Closed vluechinger closed 4 years ago
From the two links below, I would add to the statement above: During BERT fine-tuning, none of the layers are frozen. This means that (with BERT base) all 12 pre-trained layers are trained again with the new task-specific parameters.
This could be the difference we have been looking for. For CV models, it may be more common to specify at least a couple frozen layers.
https://yashuseth.blog/2019/06/12/bert-explained-faqs-understand-bert-working/ https://www.quora.com/What-is-the-difference-between-transfer-learning-and-fine-tuning
I think this medium post cover everything: https://towardsdatascience.com/a-comprehensive-hands-on-guide-to-transfer-learning-with-real-world-applications-in-deep-learning-212bf3b2f27a
some simple answer from here as well: https://stats.stackexchange.com/questions/343763/fine-tuning-vs-transferlearning-vs-learning-from-scratch
In general, transfer learning refers to the process of pre-training a model on a specific task which can be kept general (in the case of nlp to get a good sense of a language) or very specific. Transfer learning comes in when this pre-trained model is used further down the line for a different task and/or a different domain. The pre-trained model can be fine-tuned on a new dataset and a new training task which basically means that the weights resulting from pre-training are used as a starting ground for the fine-tuning model. This is done by attaching a head on top of the pre-trained model which satisfies the target task.
This process can be extremely helpful if data is scarce in the target domain or if the target task requires a complex understanding of the underlying concepts. Models and data from domains with more abundance can be used to create better models for the specific problem.

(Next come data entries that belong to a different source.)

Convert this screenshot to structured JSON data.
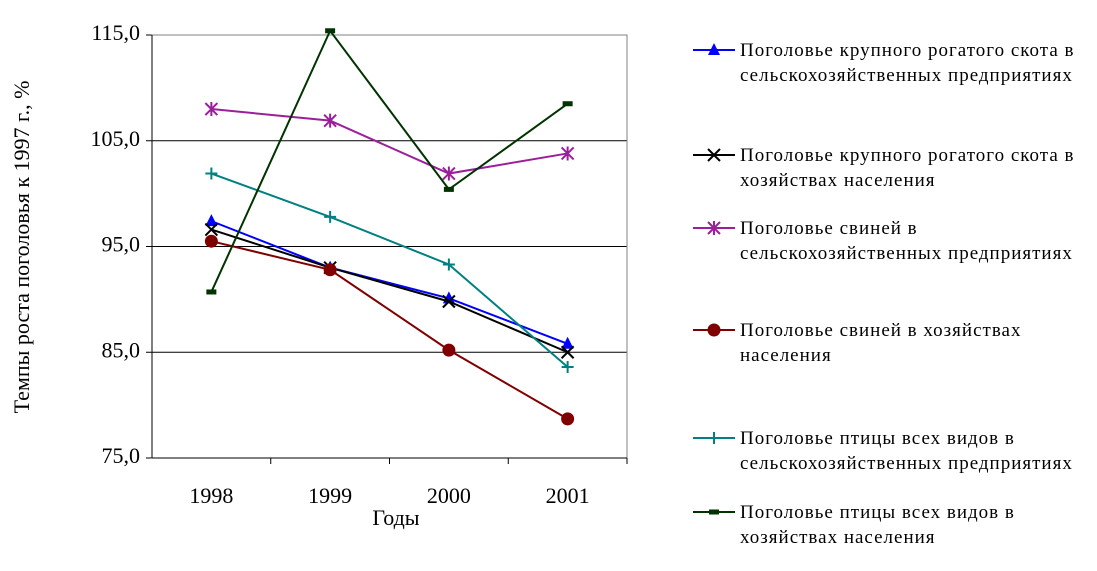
{
  "chart_data": {
    "type": "line",
    "ylabel": "Темпы роста поголовья к 1997 г., %",
    "xlabel": "Годы",
    "categories": [
      "1998",
      "1999",
      "2000",
      "2001"
    ],
    "ylim": [
      75,
      115
    ],
    "yticks": [
      {
        "value": 75,
        "label": "75,0"
      },
      {
        "value": 85,
        "label": "85,0"
      },
      {
        "value": 95,
        "label": "95,0"
      },
      {
        "value": 105,
        "label": "105,0"
      },
      {
        "value": 115,
        "label": "115,0"
      }
    ],
    "grid": true,
    "legend": "right",
    "series": [
      {
        "name": "Поголовье крупного рогатого скота в сельскохозяйственных предприятиях",
        "color": "#0000ff",
        "marker": "triangle",
        "values": [
          97.4,
          93.0,
          90.1,
          85.8
        ]
      },
      {
        "name": "Поголовье крупного рогатого скота в хозяйствах населения",
        "color": "#000000",
        "marker": "x",
        "values": [
          96.6,
          93.0,
          89.8,
          85.0
        ]
      },
      {
        "name": "Поголовье свиней в сельскохозяйственных предприятиях",
        "color": "#9b1f9b",
        "marker": "star",
        "values": [
          108.0,
          106.9,
          101.9,
          103.8
        ]
      },
      {
        "name": "Поголовье свиней в хозяйствах населения",
        "color": "#800000",
        "marker": "circle",
        "values": [
          95.5,
          92.8,
          85.2,
          78.7
        ]
      },
      {
        "name": "Поголовье птицы всех видов в сельскохозяйственных предприятиях",
        "color": "#008080",
        "marker": "plus",
        "values": [
          101.9,
          97.8,
          93.3,
          83.6
        ]
      },
      {
        "name": "Поголовье птицы всех видов в хозяйствах населения",
        "color": "#003300",
        "marker": "dash",
        "values": [
          90.7,
          115.4,
          100.4,
          108.5
        ]
      }
    ]
  }
}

There are lots of different types of transfer learning in NLP. The type we focus on is sequential transfer learning since we both change the domain and the task. For more information: https://ruder.io/thesis/neural_transfer_learning_for_nlp.pdf
Presumably, there is a difference in how to look at transfer learning in computer vision and natural language processing. In CV, the description above should match. For NLP however, it is disputable whether only the weights from the pre-trained model are carried over. The process of fine-tuning the model simply takes too long if the only thing that got computed was the classification head. Our hypothesis is that BERT itself (as the pre-trained model) is re-trained to some extent. It is clear, however, that BERT is not fully retrained which would take up way too much time.
@tarrade: Can you review this and enhance it with your thoughts?